Paul Miller: Let’s hear the last word from Frederick Douglass, whom I read quite a bit of his work, his speeches, for my book. And he has many famous lines and famous speeches. But in one of them, I believe this is in the 1852 July 4th address, after cataloging America’s sins and calling it to account, he then says, “I do not despair of my country.” And that is an important reminder. Even at that low point, soon before the Civil War, when the nation was tearing itself apart, he could say, “I do not despair of my country.” And if he did not despair, neither should we.
Cherie Harder: Rich.
Richard Mouw: I talked about patriotic songs, and one of my favorites is “America the Beautiful.” It talks about amber waves of grain and all the rest, but that wonderful line where it says, “God shed his grace on me.” And as individual sinners, we understand that our only hope is God’s sovereign grace, totally undeserved.

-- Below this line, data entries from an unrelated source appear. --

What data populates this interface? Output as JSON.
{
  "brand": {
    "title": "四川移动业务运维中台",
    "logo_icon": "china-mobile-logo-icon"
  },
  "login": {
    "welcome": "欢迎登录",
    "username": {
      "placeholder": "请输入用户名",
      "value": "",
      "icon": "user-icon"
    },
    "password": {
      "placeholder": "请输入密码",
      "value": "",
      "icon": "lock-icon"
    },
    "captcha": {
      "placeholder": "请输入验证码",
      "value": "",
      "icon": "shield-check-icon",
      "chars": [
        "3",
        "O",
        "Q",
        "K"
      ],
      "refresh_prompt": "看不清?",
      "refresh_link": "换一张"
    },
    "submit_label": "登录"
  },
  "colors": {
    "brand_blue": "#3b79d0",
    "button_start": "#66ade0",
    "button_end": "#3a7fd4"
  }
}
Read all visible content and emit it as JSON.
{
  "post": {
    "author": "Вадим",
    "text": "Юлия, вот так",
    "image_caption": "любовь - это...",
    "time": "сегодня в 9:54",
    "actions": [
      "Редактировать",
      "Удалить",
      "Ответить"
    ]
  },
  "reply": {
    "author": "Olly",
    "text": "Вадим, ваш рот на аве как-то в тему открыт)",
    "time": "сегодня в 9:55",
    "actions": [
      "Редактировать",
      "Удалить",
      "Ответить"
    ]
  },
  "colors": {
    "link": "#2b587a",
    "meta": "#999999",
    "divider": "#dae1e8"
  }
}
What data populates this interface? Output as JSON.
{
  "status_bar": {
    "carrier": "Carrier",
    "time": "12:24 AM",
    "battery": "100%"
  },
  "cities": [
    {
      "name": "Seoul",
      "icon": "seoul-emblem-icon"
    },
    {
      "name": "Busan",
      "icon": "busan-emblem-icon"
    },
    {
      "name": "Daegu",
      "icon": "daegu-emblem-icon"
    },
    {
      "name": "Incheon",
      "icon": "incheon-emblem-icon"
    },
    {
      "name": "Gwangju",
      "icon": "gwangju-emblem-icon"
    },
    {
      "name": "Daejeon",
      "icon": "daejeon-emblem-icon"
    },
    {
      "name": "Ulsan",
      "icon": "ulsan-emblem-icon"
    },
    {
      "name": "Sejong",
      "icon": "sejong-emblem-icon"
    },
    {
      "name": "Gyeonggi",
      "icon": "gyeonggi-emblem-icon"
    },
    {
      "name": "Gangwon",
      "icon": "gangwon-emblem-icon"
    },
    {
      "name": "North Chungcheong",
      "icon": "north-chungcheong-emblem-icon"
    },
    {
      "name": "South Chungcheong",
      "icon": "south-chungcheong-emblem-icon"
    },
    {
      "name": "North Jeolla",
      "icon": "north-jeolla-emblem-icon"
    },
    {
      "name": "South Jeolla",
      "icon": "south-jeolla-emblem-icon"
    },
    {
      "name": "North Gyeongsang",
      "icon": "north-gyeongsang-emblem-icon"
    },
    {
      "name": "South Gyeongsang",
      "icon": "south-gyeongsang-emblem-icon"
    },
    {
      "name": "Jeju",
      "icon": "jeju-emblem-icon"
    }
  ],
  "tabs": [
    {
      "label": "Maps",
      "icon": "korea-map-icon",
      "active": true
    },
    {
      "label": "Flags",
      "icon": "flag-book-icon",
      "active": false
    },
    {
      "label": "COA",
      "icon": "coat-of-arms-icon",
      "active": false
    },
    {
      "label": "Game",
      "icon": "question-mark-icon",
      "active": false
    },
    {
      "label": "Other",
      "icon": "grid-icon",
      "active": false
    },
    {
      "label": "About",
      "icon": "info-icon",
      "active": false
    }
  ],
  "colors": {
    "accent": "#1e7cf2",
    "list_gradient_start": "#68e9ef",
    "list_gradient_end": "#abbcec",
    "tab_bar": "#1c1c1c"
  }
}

With that, God can reach down and do new things in our lives because God is gracious. And America can also. We need to pray that God will shed God’s grace on the United States of America. And that includes this prayer: “God mend thine every flaw.” That we want the grace of God to deal with the flaws so that America can continue to be a beautiful nation. And I would just hope that—and those of you in other countries as well—to pray for God’s grace and what’s happening in your countries, and also that that grace can mend the flaws. Even the deepest flaws of the human condition are not beyond the power of God’s redeeming grace. Thank you all.
Cherie Harder: Rich and Paul, thank you so much.